The report also recommends enhancing the management effectiveness of protected and conserved areas, ensuring sufficient resources are put into the management of these areas to maximize the benefits for biodiversity. To ensure the management needs of migratory species are considered, key priorities for migratory species should be integrated into management plans for these areas.

Establishing, supporting, and expanding regular monitoring of important sites for migratory species, and of populations of migratory species at these sites, following standardized protocols is also essential to identify the threats taking place and their impacts on species and ecosystems. These efforts are needed to prioritize conservation actions, evaluate the effectiveness of management interventions, and help pinpoint any drivers of population change in CMS-listed species.

Though there is still a long way to go to effectively preserve these important sites for CMS-listed species, but there have been some positive efforts with significant results.

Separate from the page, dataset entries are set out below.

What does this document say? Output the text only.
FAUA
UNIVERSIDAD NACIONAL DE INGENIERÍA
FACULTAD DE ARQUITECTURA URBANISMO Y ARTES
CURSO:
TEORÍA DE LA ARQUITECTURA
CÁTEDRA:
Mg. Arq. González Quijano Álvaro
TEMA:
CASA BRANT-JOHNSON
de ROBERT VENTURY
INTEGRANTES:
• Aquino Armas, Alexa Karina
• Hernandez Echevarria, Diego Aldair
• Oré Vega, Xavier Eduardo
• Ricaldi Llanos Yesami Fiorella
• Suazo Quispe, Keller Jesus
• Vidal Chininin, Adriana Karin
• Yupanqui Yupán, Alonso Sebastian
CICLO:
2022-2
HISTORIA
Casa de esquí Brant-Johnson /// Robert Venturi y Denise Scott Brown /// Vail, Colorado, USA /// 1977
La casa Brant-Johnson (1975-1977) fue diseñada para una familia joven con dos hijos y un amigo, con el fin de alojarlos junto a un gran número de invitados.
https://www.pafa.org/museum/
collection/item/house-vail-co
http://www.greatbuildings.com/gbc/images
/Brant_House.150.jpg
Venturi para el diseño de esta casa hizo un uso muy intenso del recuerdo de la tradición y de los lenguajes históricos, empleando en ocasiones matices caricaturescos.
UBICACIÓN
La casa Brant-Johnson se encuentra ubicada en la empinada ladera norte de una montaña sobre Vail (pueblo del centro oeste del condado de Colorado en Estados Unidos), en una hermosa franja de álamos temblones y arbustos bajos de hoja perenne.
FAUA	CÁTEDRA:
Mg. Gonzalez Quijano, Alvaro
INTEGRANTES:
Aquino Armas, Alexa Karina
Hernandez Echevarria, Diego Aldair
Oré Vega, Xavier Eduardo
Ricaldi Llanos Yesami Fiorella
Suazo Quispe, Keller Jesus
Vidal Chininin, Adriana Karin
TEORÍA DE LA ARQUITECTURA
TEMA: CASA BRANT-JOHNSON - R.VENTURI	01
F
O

The recognition that sites are globally significant for migratory species through the KBA assessments is a first step which can then be used to guide were conservation occurs.

By overlapping boundary data for KBAs from the World Database of KBAs (WDKBA), protected areas from the World Database on Protected Areas, and OECMs from the World Database on OECMs, up to the end of 2022, it was observed that “globally, nearly half (49%) of the area of KBAs triggered by CMS-listed migratory species was covered by protected and conserved areas[3]”. Currently, Europe has the highest percentage of KBAs triggered by CMS-listed species covered by protected and conserved areas (63%), and Asia has the lowest (25%). However, there is a joint global effort to not only to increase the number of KBAs recognized as such, but also the number of important biodiversity areas that are effectively preserved, monitored, and conserved.


[1] UNEP-WCMC, 2024. State of the World’s Migratory Species. UNEP-WCMC, Cambridge, United Kingdom. P. 9.

[2] Key Biodiversity Areas (KBAs) are “sites that contribute to the global persistence of biodiversity” identified based on a set of 11 global criteria including threatened, irreplaceable, and restricted biodiversity, ecological integrity, and biological processes.

[3] UNEP-WCMC, 2024. State of the World’s Migratory Species. UNEP-WCMC, Cambridge, United Kingdom. P. 46.